List of Market Indicators

A series of technical indicators used by traders to predict the direction of the major financial indexes. Most market indicators are created by analyzing the number of companies that have reached new highs relative to the number that created new lows, also known as market breadth.  By weighing those indicators showing Bullish signs against those showing Bearish signs, you are able to weigh your risk in the current market.



1) Percent of S&P 100 Stocks Above 200 Day Moving Average: Many consider this the best indicator available of a market sweet spot for positive results.

2) DOW Relative Strength Index RSI: A technical momentum indicator that compares the magnitude of recent gains to recent losses in an attempt to determine overbought and oversold conditions of an assetWhen RSI is above 50, it is considered a positive indicator for market direction. It is calculated using the following formula:

RSI = 100 – 100/(1 + RS*)
*Where RS = Average of x days’ up closes / Average of x days’ down closes.

3) NYSE MACD: A trend-following momentum indicator that shows the relationship between two moving averages of prices. The MACD is calculated by subtracting the 26-day exponential moving average (EMA) from the 12-day EMA. A nine-day EMA of the MACD, called the “signal line”, is then plotted on top of the MACD, functioning as a trigger for buy and sell signals.  The black line above red is a positive indicator.


4) NYSE Fast Stochastic: The stochastic momentum oscillator is used to compare where a security’s price closed relative to its price range over a given period of time.

5) NYSE McClellan Oscillator: The McClellan Oscillator offers many types of structures for interpretation, but there are two main ones.
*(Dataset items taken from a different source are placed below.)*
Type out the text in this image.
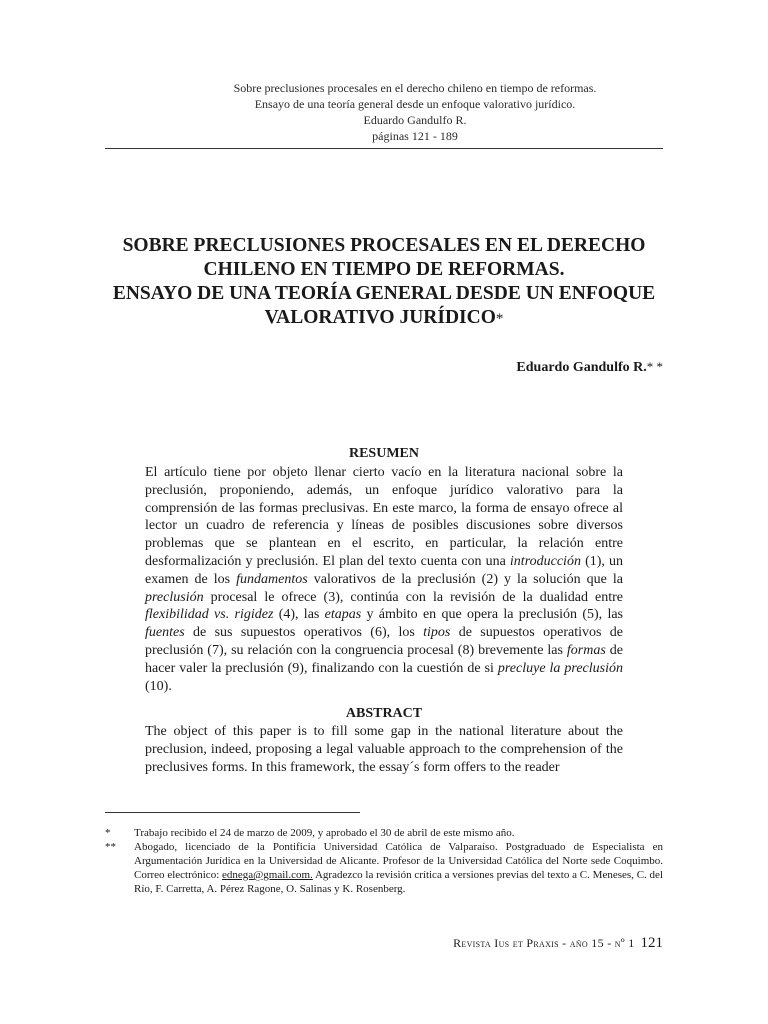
Sobre preclusiones procesales en el derecho chileno en tiempo de reformas.
Ensayo de una teoría general desde un enfoque valorativo jurídico.
Eduardo Gandulfo R.
páginas 121 - 189
SOBRE PRECLUSIONES PROCESALES EN EL DERECHO
CHILENO EN TIEMPO DE REFORMAS.
ENSAYO DE UNA TEORÍA GENERAL DESDE UN ENFOQUE
VALORATIVO JURÍDICO*
Eduardo Gandulfo R.* *
RESUMEN

El artículo tiene por objeto llenar cierto vacío en la literatura nacional sobre la preclusión, proponiendo, además, un enfoque jurídico valorativo para la comprensión de las formas preclusivas. En este marco, la forma de ensayo ofrece al lector un cuadro de referencia y líneas de posibles discusiones sobre diversos problemas que se plantean en el escrito, en particular, la relación entre desformalización y preclusión. El plan del texto cuenta con una introducción (1), un examen de los fundamentos valorativos de la preclusión (2) y la solución que la preclusión procesal le ofrece (3), continúa con la revisión de la dualidad entre flexibilidad vs. rigidez (4), las etapas y ámbito en que opera la preclusión (5), las fuentes de sus supuestos operativos (6), los tipos de supuestos operativos de preclusión (7), su relación con la congruencia procesal (8) brevemente las formas de hacer valer la preclusión (9), finalizando con la cuestión de si precluye la preclusión (10).

ABSTRACT

The object of this paper is to fill some gap in the national literature about the preclusion, indeed, proposing a legal valuable approach to the comprehension of the preclusives forms. In this framework, the essay´s form offers to the reader

*	Trabajo recibido el 24 de marzo de 2009, y aprobado el 30 de abril de este mismo año.
**	Abogado, licenciado de la Pontificia Universidad Católica de Valparaíso. Postgraduado de Especialista en Argumentación Jurídica en la Universidad de Alicante. Profesor de la Universidad Católica del Norte sede Coquimbo. Correo electrónico: ednega@gmail.com. Agradezco la revisión crítica a versiones previas del texto a C. Meneses, C. del Río, F. Carretta, A. Pérez Ragone, O. Salinas y K. Rosenberg.
Revista Ius et Praxis - año 15 - nº 1 121
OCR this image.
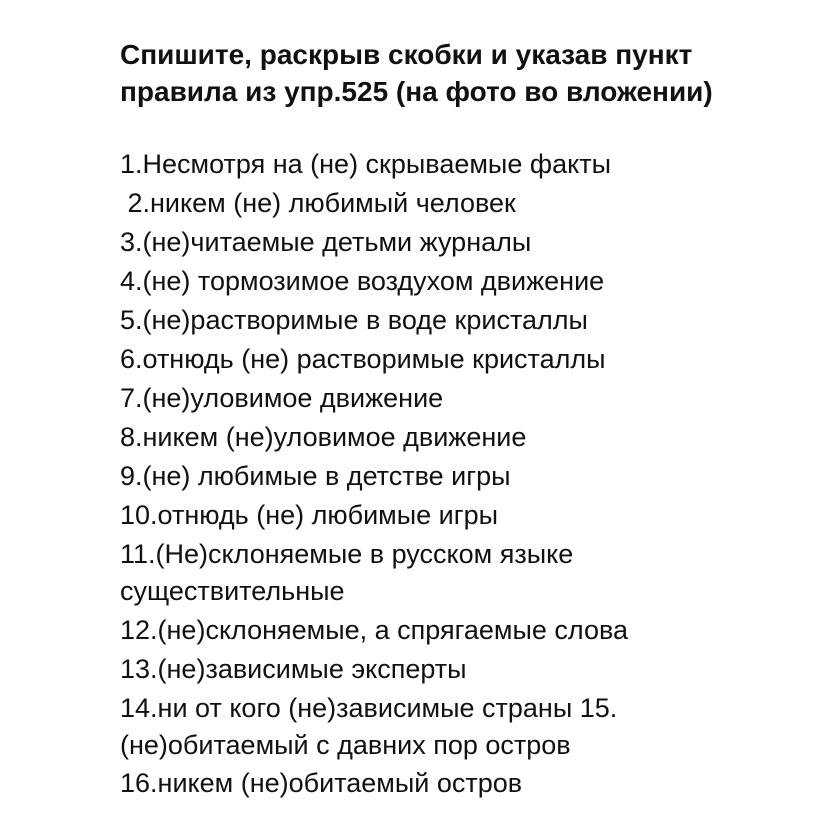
Спишите, раскрыв скобки и указав пункт правила из упр.525 (на фото во вложении)

1.Несмотря на (не) скрываемые факты

2.никем (не) любимый человек

3.(не)читаемые детьми журналы

4.(не) тормозимое воздухом движение

5.(не)растворимые в воде кристаллы

6.отнюдь (не) растворимые кристаллы

7.(не)уловимое движение

8.никем (не)уловимое движение

9.(не) любимые в детстве игры

10.отнюдь (не) любимые игры

11.(Не)склоняемые в русском языке

существительные

12.(не)склоняемые, а спрягаемые слова

13.(не)зависимые эксперты

14.ни от кого (не)зависимые страны 15.

(не)обитаемый с давних пор остров

16.никем (не)обитаемый остров
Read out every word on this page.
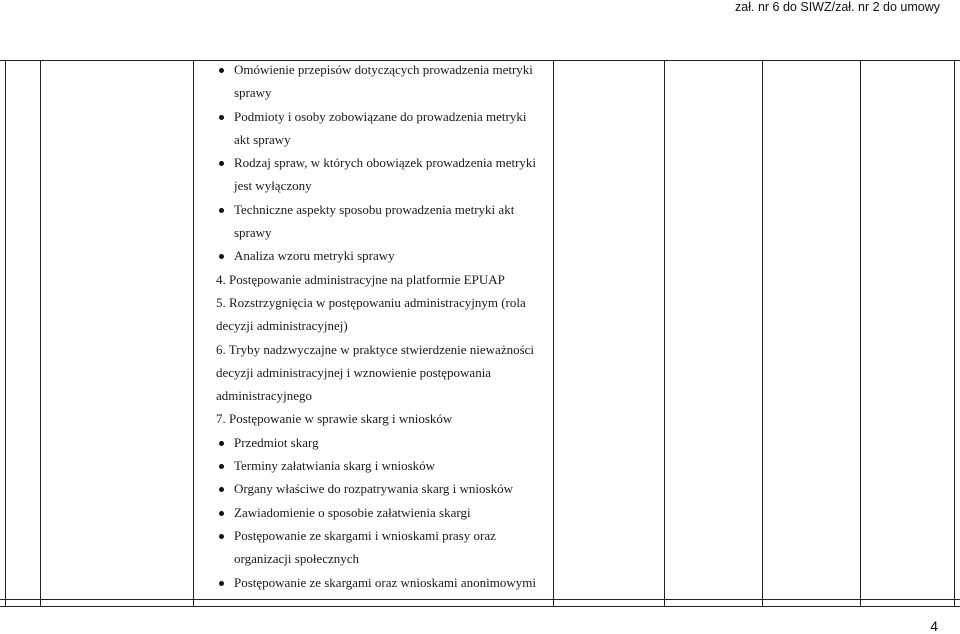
zał. nr 6 do SIWZ/zał. nr 2 do umowy
Omówienie przepisów dotyczących prowadzenia metryki
sprawy
Podmioty i osoby zobowiązane do prowadzenia metryki
akt sprawy
Rodzaj spraw, w których obowiązek prowadzenia metryki
jest wyłączony
Techniczne aspekty sposobu prowadzenia metryki akt
sprawy
Analiza wzoru metryki sprawy
4. Postępowanie administracyjne na platformie EPUAP
5. Rozstrzygnięcia w postępowaniu administracyjnym (rola
decyzji administracyjnej)
6. Tryby nadzwyczajne w praktyce stwierdzenie nieważności
decyzji administracyjnej i wznowienie postępowania
administracyjnego
7. Postępowanie w sprawie skarg i wniosków
Przedmiot skarg
Terminy załatwiania skarg i wniosków
Organy właściwe do rozpatrywania skarg i wniosków
Zawiadomienie o sposobie załatwienia skargi
Postępowanie ze skargami i wnioskami prasy oraz
organizacji społecznych
Postępowanie ze skargami oraz wnioskami anonimowymi
4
First, when the Oscillator is positive, it generally portrays money coming into the market; conversely, when it is negative, it reflects money leaving the market. Second, when the Oscillator reaches extreme readings, it can reflect an overbought or oversold condition.


6) Advance/Decline Line: Every day that stocks  are traded, financial publications list the number of stocks that closed higher (advances) and that closed lower (declines). The difference  between these numbers is called the daily breadth. The running cumulative  total (starting at 0) of daily breadth is known as the Daily Advance-Decline Line. It is important because it shows great correlation to the movements of the stock market, and because it gives us another way to quantify the movements of the market other than looking at the price levels of indices.